O presidente Luiz Inácio Lula da Silva (PT) é defensor de um maior papel do banco na concessão de empréstimos e já defendeu a retomada de financiamentos a projetos no exterior.
O TCU vem sustentando uma posição dura contra o banco. No fim de 2022, ministros chegaram a dizer que a instituição demonstrava “persistente relutância” em cumprir determinações do tribunal.
O banco já tentou, no ano passado, alegar que a restituição mais veloz dos valores levaria à necessidade de captar recursos no mercado (a uma taxa de juros maior) ou vender ações de empresas que estão na carteira do BNDESPar, braço de participações da instituição.
A instituição também argumentou que pode sofrer prejuízos com o repasse dos valores ao Tesouro, uma vez que parte dos empréstimos financiados com os aportes feitos no passado ainda está em andamento.
Os auditores do TCU refutaram as alegações, destacando que o próprio tribunal já decidiu sobre o tema.
“Observa-se, ante os documentos encaminhados pelas instituições financeiras, que algumas delas parecem não ter bem compreendido que a devolução determinada por meio do Acórdão 56/2021-TCU-Plenário implica, necessariamente, em decréscimo patrimonial”, diz a área técnica.
“Os instrumentos financeiros a que se referiu o TC 010.173/2015-3 [processo que analisou os aportes nos bancos públicos] são exatamente aqueles que foram utilizados para inflar o capital das instituições financeiras controladas e a declaração da nulidade das operações implica a devolução dos tais instrumentos financeiros”, afirma.
Os auditores também criticaram o “acordo” firmado entre Fazenda e BNDES.
Nos últimos anos, as equipes econômicas das gestões Michel Temer (MDB) e Jair Bolsonaro (PL) tiveram uma atuação firme no TCU para assegurar a devolução célere dos recursos, uma vez que a medida contribui para reduzir a dívida pública do país.

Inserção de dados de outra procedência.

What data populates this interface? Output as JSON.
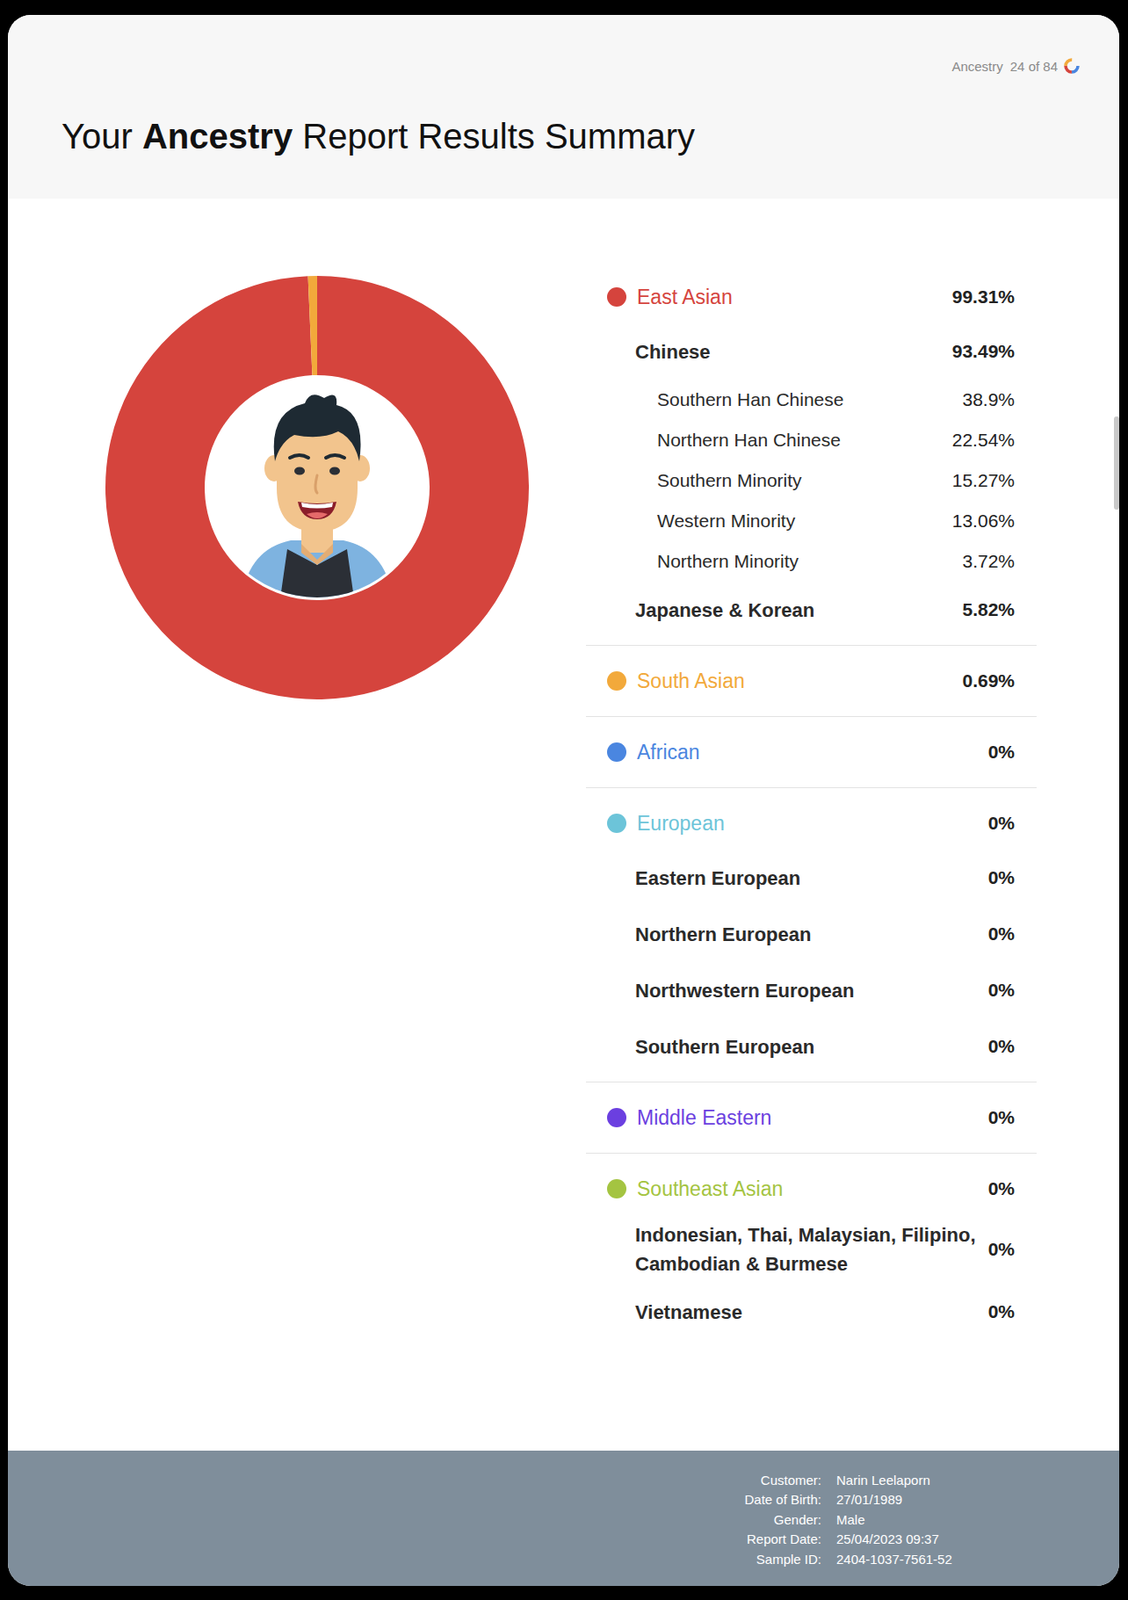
{
  "header": {
    "section": "Ancestry",
    "page": "24 of 84",
    "title": [
      {
        "text": "Your "
      },
      {
        "text": "Ancestry",
        "bold": true
      },
      {
        "text": " Report Results Summary"
      }
    ]
  },
  "chart_data": {
    "type": "donut",
    "categories": [
      "East Asian",
      "South Asian",
      "African",
      "European",
      "Middle Eastern",
      "Southeast Asian"
    ],
    "values": [
      99.31,
      0.69,
      0,
      0,
      0,
      0
    ],
    "value_labels": [
      "99.31%",
      "0.69%",
      "0%",
      "0%",
      "0%",
      "0%"
    ],
    "colors": [
      "#d5443d",
      "#f2a93b",
      "#4a86e0",
      "#6cc4d9",
      "#6b3fe0",
      "#a4c441"
    ],
    "subgroups": [
      [
        {
          "name": "Chinese",
          "value": 93.49,
          "label": "93.49%",
          "items": [
            {
              "name": "Southern Han Chinese",
              "value": 38.9,
              "label": "38.9%"
            },
            {
              "name": "Northern Han Chinese",
              "value": 22.54,
              "label": "22.54%"
            },
            {
              "name": "Southern Minority",
              "value": 15.27,
              "label": "15.27%"
            },
            {
              "name": "Western Minority",
              "value": 13.06,
              "label": "13.06%"
            },
            {
              "name": "Northern Minority",
              "value": 3.72,
              "label": "3.72%"
            }
          ]
        },
        {
          "name": "Japanese & Korean",
          "value": 5.82,
          "label": "5.82%",
          "items": []
        }
      ],
      [],
      [],
      [
        {
          "name": "Eastern European",
          "value": 0,
          "label": "0%",
          "items": []
        },
        {
          "name": "Northern European",
          "value": 0,
          "label": "0%",
          "items": []
        },
        {
          "name": "Northwestern European",
          "value": 0,
          "label": "0%",
          "items": []
        },
        {
          "name": "Southern European",
          "value": 0,
          "label": "0%",
          "items": []
        }
      ],
      [],
      [
        {
          "name": "Indonesian, Thai, Malaysian, Filipino, Cambodian & Burmese",
          "value": 0,
          "label": "0%",
          "items": []
        },
        {
          "name": "Vietnamese",
          "value": 0,
          "label": "0%",
          "items": []
        }
      ]
    ]
  },
  "footer": {
    "fields": [
      {
        "label": "Customer:",
        "value": "Narin Leelaporn"
      },
      {
        "label": "Date of Birth:",
        "value": "27/01/1989"
      },
      {
        "label": "Gender:",
        "value": "Male"
      },
      {
        "label": "Report Date:",
        "value": "25/04/2023 09:37"
      },
      {
        "label": "Sample ID:",
        "value": "2404-1037-7561-52"
      }
    ]
  }
}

Diante do novo pedido do BNDES, porém, o Ministério da Fazenda de Fernando Haddad reviu sua posição.
Os auditores relatam na peça que o Tesouro enviou ofício em que “não teria registrado óbice à repactuação pretendida”, caso o TCU autorizasse a mudança.
“Ressalta-se, todavia, que a devolução dos recursos em questão não é uma mera disponibilidade da qual a União pode renunciar em benefício da instituição financeira de fomento por ela controlada”, afirma a nota técnica.

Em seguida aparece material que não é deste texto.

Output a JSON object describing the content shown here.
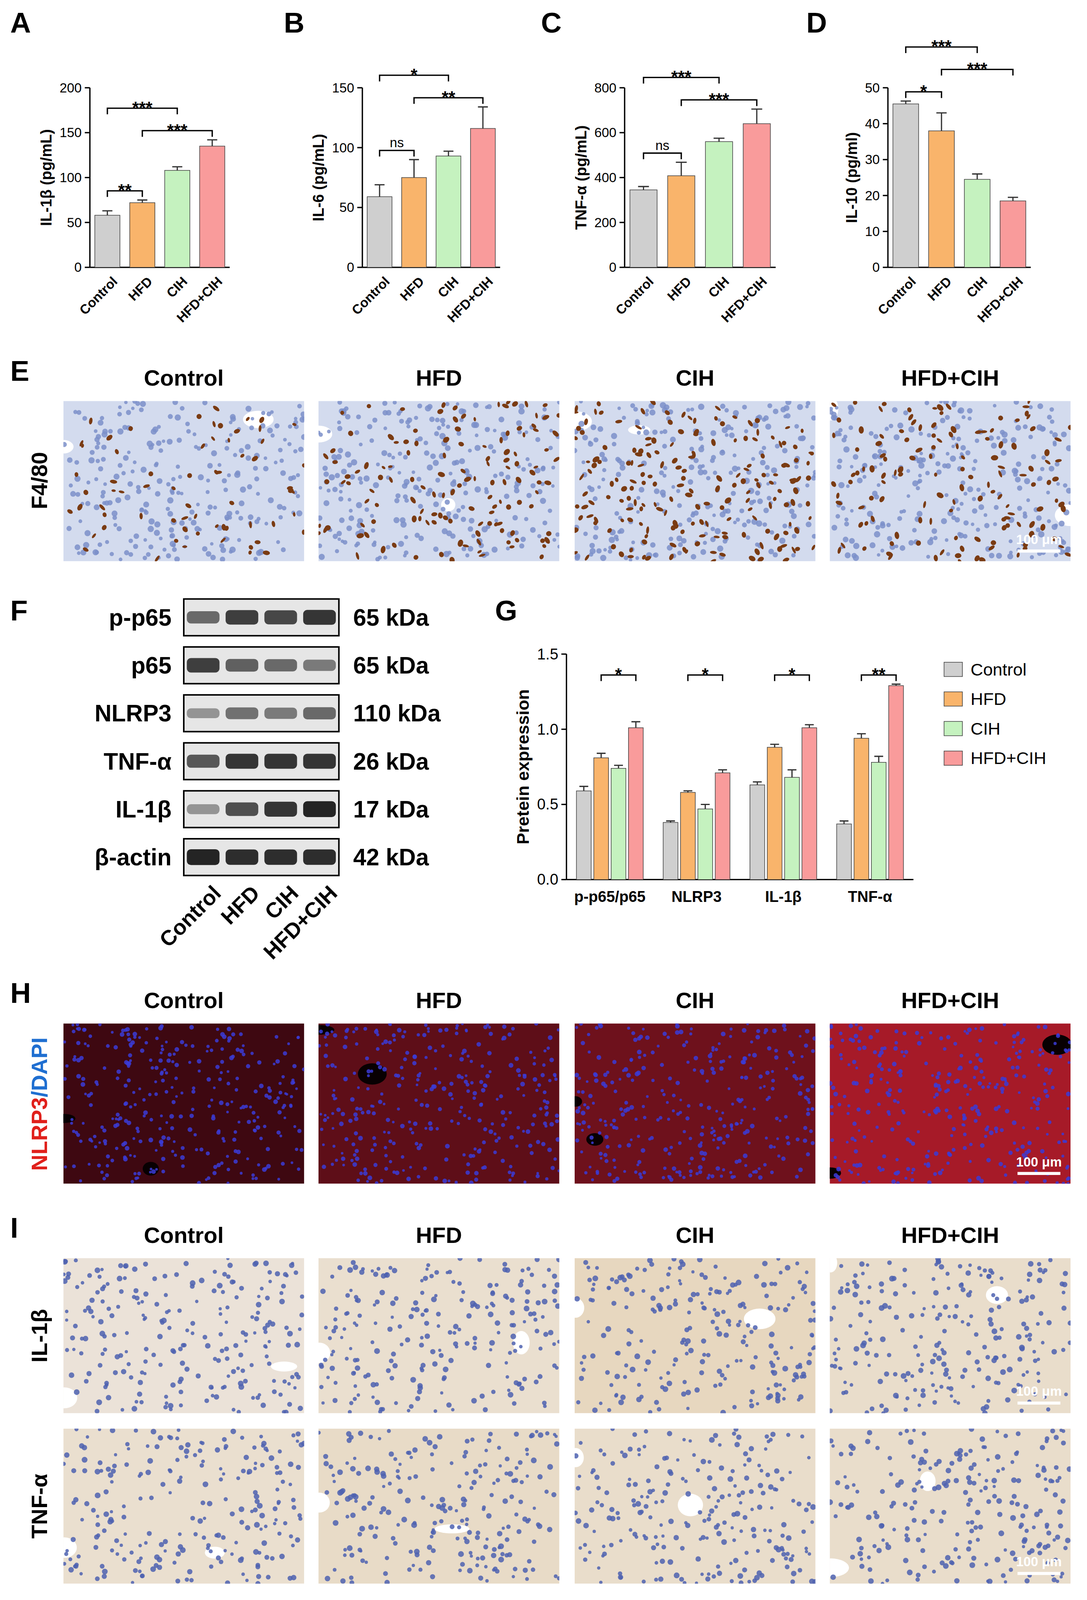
{
  "chart_data": [
    {
      "type": "bar",
      "panel": "A",
      "y_label": "IL-1β (pg/mL)",
      "categories": [
        "Control",
        "HFD",
        "CIH",
        "HFD+CIH"
      ],
      "values": [
        58,
        72,
        108,
        135
      ],
      "errors": [
        5,
        3,
        4,
        7
      ],
      "colors": [
        "#cfcfcf",
        "#f9b46b",
        "#c5f2bf",
        "#f99b9b"
      ],
      "ylim": [
        0,
        200
      ],
      "yticks": [
        0,
        50,
        100,
        150,
        200
      ],
      "comparisons": [
        {
          "groups": [
            0,
            1
          ],
          "label": "**"
        },
        {
          "groups": [
            1,
            3
          ],
          "label": "***"
        },
        {
          "groups": [
            0,
            2
          ],
          "label": "***"
        }
      ]
    },
    {
      "type": "bar",
      "panel": "B",
      "y_label": "IL-6 (pg/mL)",
      "categories": [
        "Control",
        "HFD",
        "CIH",
        "HFD+CIH"
      ],
      "values": [
        59,
        75,
        93,
        116
      ],
      "errors": [
        10,
        15,
        4,
        18
      ],
      "colors": [
        "#cfcfcf",
        "#f9b46b",
        "#c5f2bf",
        "#f99b9b"
      ],
      "ylim": [
        0,
        150
      ],
      "yticks": [
        0,
        50,
        100,
        150
      ],
      "comparisons": [
        {
          "groups": [
            0,
            1
          ],
          "label": "ns"
        },
        {
          "groups": [
            1,
            3
          ],
          "label": "**"
        },
        {
          "groups": [
            0,
            2
          ],
          "label": "*"
        }
      ]
    },
    {
      "type": "bar",
      "panel": "C",
      "y_label": "TNF-α (pg/mL)",
      "categories": [
        "Control",
        "HFD",
        "CIH",
        "HFD+CIH"
      ],
      "values": [
        345,
        408,
        560,
        640
      ],
      "errors": [
        15,
        60,
        15,
        65
      ],
      "colors": [
        "#cfcfcf",
        "#f9b46b",
        "#c5f2bf",
        "#f99b9b"
      ],
      "ylim": [
        0,
        800
      ],
      "yticks": [
        0,
        200,
        400,
        600,
        800
      ],
      "comparisons": [
        {
          "groups": [
            0,
            1
          ],
          "label": "ns"
        },
        {
          "groups": [
            1,
            3
          ],
          "label": "***"
        },
        {
          "groups": [
            0,
            2
          ],
          "label": "***"
        }
      ]
    },
    {
      "type": "bar",
      "panel": "D",
      "y_label": "IL-10 (pg/ml)",
      "categories": [
        "Control",
        "HFD",
        "CIH",
        "HFD+CIH"
      ],
      "values": [
        45.5,
        38,
        24.5,
        18.5
      ],
      "errors": [
        0.8,
        5,
        1.5,
        1
      ],
      "colors": [
        "#cfcfcf",
        "#f9b46b",
        "#c5f2bf",
        "#f99b9b"
      ],
      "ylim": [
        0,
        50
      ],
      "yticks": [
        0,
        10,
        20,
        30,
        40,
        50
      ],
      "comparisons": [
        {
          "groups": [
            0,
            1
          ],
          "label": "*"
        },
        {
          "groups": [
            1,
            3
          ],
          "label": "***"
        },
        {
          "groups": [
            0,
            2
          ],
          "label": "***"
        }
      ]
    },
    {
      "type": "bar",
      "panel": "G",
      "y_label": "Pretein expression",
      "categories": [
        "p-p65/p65",
        "NLRP3",
        "IL-1β",
        "TNF-α"
      ],
      "series": [
        {
          "name": "Control",
          "color": "#cfcfcf",
          "values": [
            0.59,
            0.38,
            0.63,
            0.37
          ],
          "errors": [
            0.03,
            0.01,
            0.02,
            0.02
          ]
        },
        {
          "name": "HFD",
          "color": "#f9b46b",
          "values": [
            0.81,
            0.58,
            0.88,
            0.94
          ],
          "errors": [
            0.03,
            0.01,
            0.02,
            0.03
          ]
        },
        {
          "name": "CIH",
          "color": "#c5f2bf",
          "values": [
            0.74,
            0.47,
            0.68,
            0.78
          ],
          "errors": [
            0.02,
            0.03,
            0.05,
            0.04
          ]
        },
        {
          "name": "HFD+CIH",
          "color": "#f99b9b",
          "values": [
            1.01,
            0.71,
            1.01,
            1.29
          ],
          "errors": [
            0.04,
            0.02,
            0.02,
            0.01
          ]
        }
      ],
      "ylim": [
        0,
        1.5
      ],
      "yticks": [
        {
          "value": 0,
          "label": "0.0"
        },
        {
          "value": 0.5,
          "label": "0.5"
        },
        {
          "value": 1,
          "label": "1.0"
        },
        {
          "value": 1.5,
          "label": "1.5"
        }
      ],
      "legend": "right",
      "comparisons": [
        {
          "category": 0,
          "groups": [
            1,
            3
          ],
          "label": "*"
        },
        {
          "category": 1,
          "groups": [
            1,
            3
          ],
          "label": "*"
        },
        {
          "category": 2,
          "groups": [
            1,
            3
          ],
          "label": "*"
        },
        {
          "category": 3,
          "groups": [
            1,
            3
          ],
          "label": "**"
        }
      ]
    }
  ],
  "figure": {
    "E": {
      "panel": "E",
      "columns": [
        "Control",
        "HFD",
        "CIH",
        "HFD+CIH"
      ],
      "row_label": "F4/80",
      "positive_density": [
        0.3,
        0.6,
        0.85,
        0.6
      ],
      "scale_bar": "100 μm"
    },
    "F": {
      "panel": "F",
      "lanes": [
        "Control",
        "HFD",
        "CIH",
        "HFD+CIH"
      ],
      "bands": [
        {
          "name": "p-p65",
          "size": "65 kDa",
          "intensity": [
            0.55,
            0.8,
            0.75,
            0.85
          ]
        },
        {
          "name": "p65",
          "size": "65 kDa",
          "intensity": [
            0.8,
            0.6,
            0.55,
            0.45
          ]
        },
        {
          "name": "NLRP3",
          "size": "110 kDa",
          "intensity": [
            0.3,
            0.5,
            0.45,
            0.55
          ]
        },
        {
          "name": "TNF-α",
          "size": "26 kDa",
          "intensity": [
            0.65,
            0.85,
            0.85,
            0.85
          ]
        },
        {
          "name": "IL-1β",
          "size": "17 kDa",
          "intensity": [
            0.3,
            0.7,
            0.85,
            0.95
          ]
        },
        {
          "name": "β-actin",
          "size": "42 kDa",
          "intensity": [
            0.95,
            0.9,
            0.9,
            0.9
          ]
        }
      ]
    },
    "H": {
      "panel": "H",
      "columns": [
        "Control",
        "HFD",
        "CIH",
        "HFD+CIH"
      ],
      "stain": [
        {
          "text": "NLRP3",
          "color": "#e0201b"
        },
        {
          "text": "/DAPI",
          "color": "#1f6fd1"
        }
      ],
      "signal": [
        0.2,
        0.4,
        0.5,
        0.85
      ],
      "scale_bar": "100 μm"
    },
    "I": {
      "panel": "I",
      "columns": [
        "Control",
        "HFD",
        "CIH",
        "HFD+CIH"
      ],
      "rows": [
        {
          "label": "IL-1β",
          "staining": [
            0.2,
            0.3,
            0.5,
            0.35
          ]
        },
        {
          "label": "TNF-α",
          "staining": [
            0.3,
            0.4,
            0.35,
            0.35
          ]
        }
      ],
      "scale_bar": "100 μm"
    }
  }
}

“[A devolução dos recursos] É a correção de uma irregularidade grave, que poderia ter sido corrigida de forma mais célere, não tendo sido apresentados quaisquer motivos que justificassem a protelação do retorno ao status quo anterior.”
O BNDES diz, em nota, que um acórdão do TCU já estabelece que a devolução ocorra “de acordo com cronograma pactuado entre o Tesouro Nacional e o BNDES”, o que, na visão do banco, abriria possibilidade para renegociação, uma vez que há concordância do Executivo.
“O novo cronograma foi pactuado visando a preservação de capacidade do BNDES de realizar investimentos em setores estratégicos como transição energética, sustentabilidade ambiental, indústria, agricultura, micro e pequenas empresas, cooperativas, além de demandas de infraestrutura de estados e municípios”, afirma a instituição.